With the prices of petrol dropping to less than £1/liter towards the December of 2015, fuel rates have been making big headlines for all positive reasons recently. As drivers willingly top up their fuel tanks & super markets assure to continue to reduce the costs provided that the price of oil production stays low, we throw some spotlight on petrol pumps for finding out what’s in store for us in the future.
In 2015, the demand for oil resulted in concerns over drying up of the diesel pumps. Some even feared that the conflict over oil prices are yet to calm down. 
With the fuel prices dipping, resulting in potentially catastrophic climatic conditions, major petrol pumps are finding it tough to keep the prices low with majority of them promising to continue reducing the fuel prices for till the time oil prices keep declining.

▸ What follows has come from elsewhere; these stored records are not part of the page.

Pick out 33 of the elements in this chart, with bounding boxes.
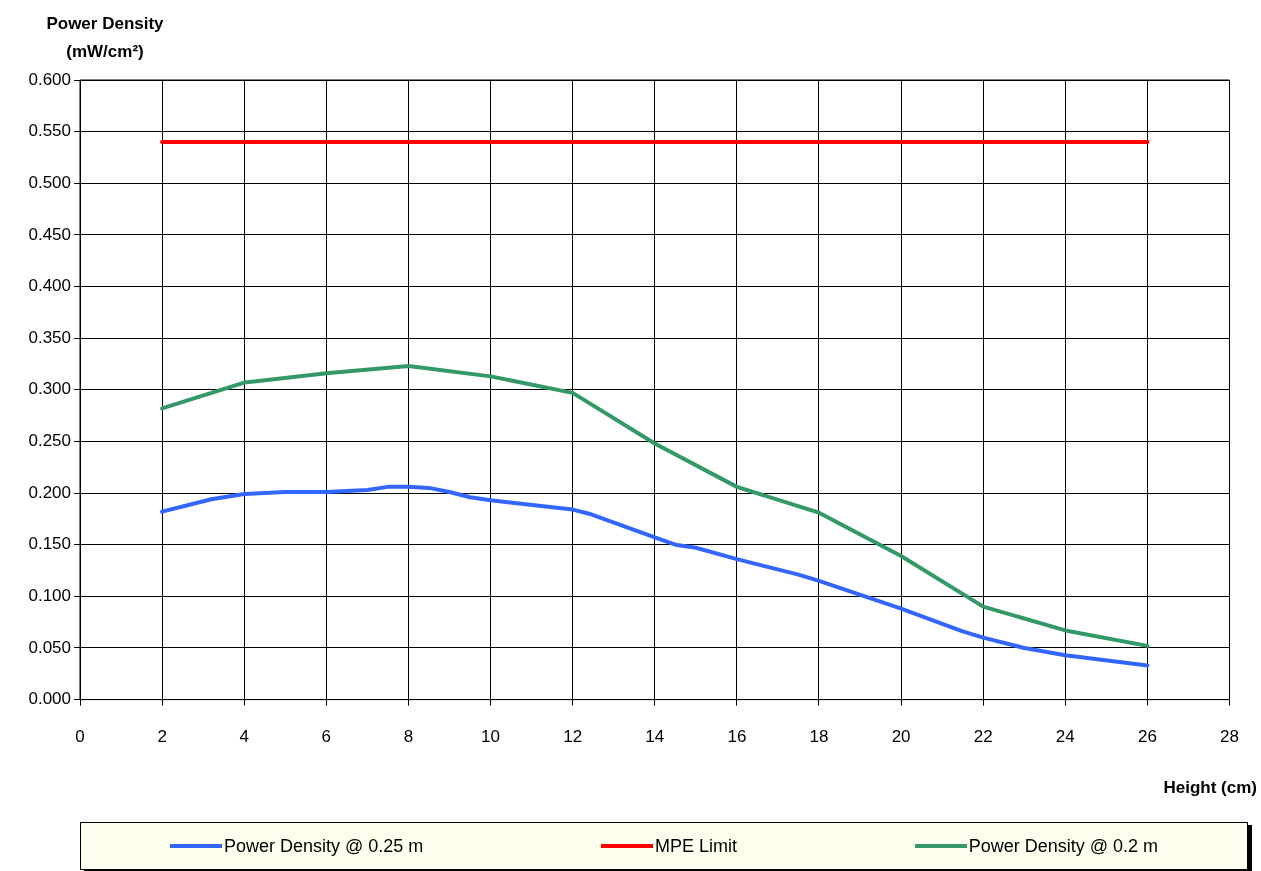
x-tick-label: 18 <box>809 727 829 747</box>
x-tick-label: 10 <box>481 727 501 747</box>
legend-label: Power Density @ 0.25 m <box>223 835 424 857</box>
y-tick-label: 0.550 <box>28 121 71 141</box>
x-tick-label: 28 <box>1220 727 1240 747</box>
x-tick-label: 2 <box>157 727 167 747</box>
y-tick-label: 0.200 <box>28 482 71 502</box>
y-axis-title: Power Density (mW/cm²) <box>45 13 165 63</box>
y-tick-label: 0.500 <box>28 172 71 192</box>
x-tick-label: 26 <box>1137 727 1157 747</box>
x-tick-label: 14 <box>645 727 665 747</box>
y-tick-label: 0.300 <box>28 379 71 399</box>
y-tick-label: 0.150 <box>28 534 71 554</box>
y-tick-label: 0.100 <box>28 586 71 606</box>
x-tick-label: 8 <box>403 727 414 747</box>
y-tick-label: 0.400 <box>28 276 71 296</box>
x-tick-label: 16 <box>727 727 747 747</box>
y-tick-label: 0.600 <box>28 69 71 89</box>
x-tick-label: 22 <box>973 727 993 747</box>
x-tick-label: 20 <box>891 727 911 747</box>
x-tick-label: 12 <box>563 727 583 747</box>
x-tick-label: 0 <box>75 727 85 747</box>
y-tick-label: 0.250 <box>28 431 71 451</box>
x-tick-label: 24 <box>1055 727 1075 747</box>
y-tick-label: 0.350 <box>28 327 71 347</box>
legend-label: Power Density @ 0.2 m <box>968 835 1159 857</box>
legend-label: MPE Limit <box>654 835 737 857</box>
y-tick-label: 0.000 <box>28 689 71 709</box>
y-tick-label: 0.050 <box>28 637 71 657</box>
x-axis-title: Height (cm) <box>1163 778 1257 798</box>
y-tick-label: 0.450 <box>28 224 71 244</box>
x-tick-label: 4 <box>239 727 249 747</box>
x-tick-label: 6 <box>321 727 332 747</box>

During January 2015, a petrol pump in Birmingham reduced their unleaded rates to 99.7 pence, resulting in chaos at the fuel pumps. The fuel rates at Harvest Energy, Kings Heath saw drivers lining up in order to top-up their fuel tanks. 
In the year 2010, the rate of petrol per liter was just above 1.10 British Pound. In 2012, this increased to 1.32 British Pound before dipping marginally in the year 2014 to 1.30 British Pound. Nevertheless, inside only a couple of in 2016, the prices for petrol are at 1.02 British Pound per liter or even lower in a few regions.
Diesel, on the other hand, has seen an identical drift. It has fluctuated from 1.12 British Pound during 2006 to slightly over 1.40 British Pound during 2008 before dipping to 1.06 British Pound this year. 
In the past few years, the authorities have tried to encourage vehicle owners to walk more frequently – however with the prices of fuel constantly falling, people are more likely to jump in their cars. 
Whilst electric vehicles were once considered as the future of vehicle driving, the previous year’s dip in the costs of fuel saw the attraction towards electric vehicles disappear – with car owners rationalizing it is almost as inexpensive to drive a diesel/petrol vehicle whilst the fuel costs are low. However, toping up might actually cost you more ultimately - with researches stating that additional fuel means the tank essentially has a harmful impact on the efficiency of fuel.
What’s more, with estimates that the petrol prices might fall to as low as 86 pence/liter, how low can they actually go. More significantly, what impact will it have on the environment?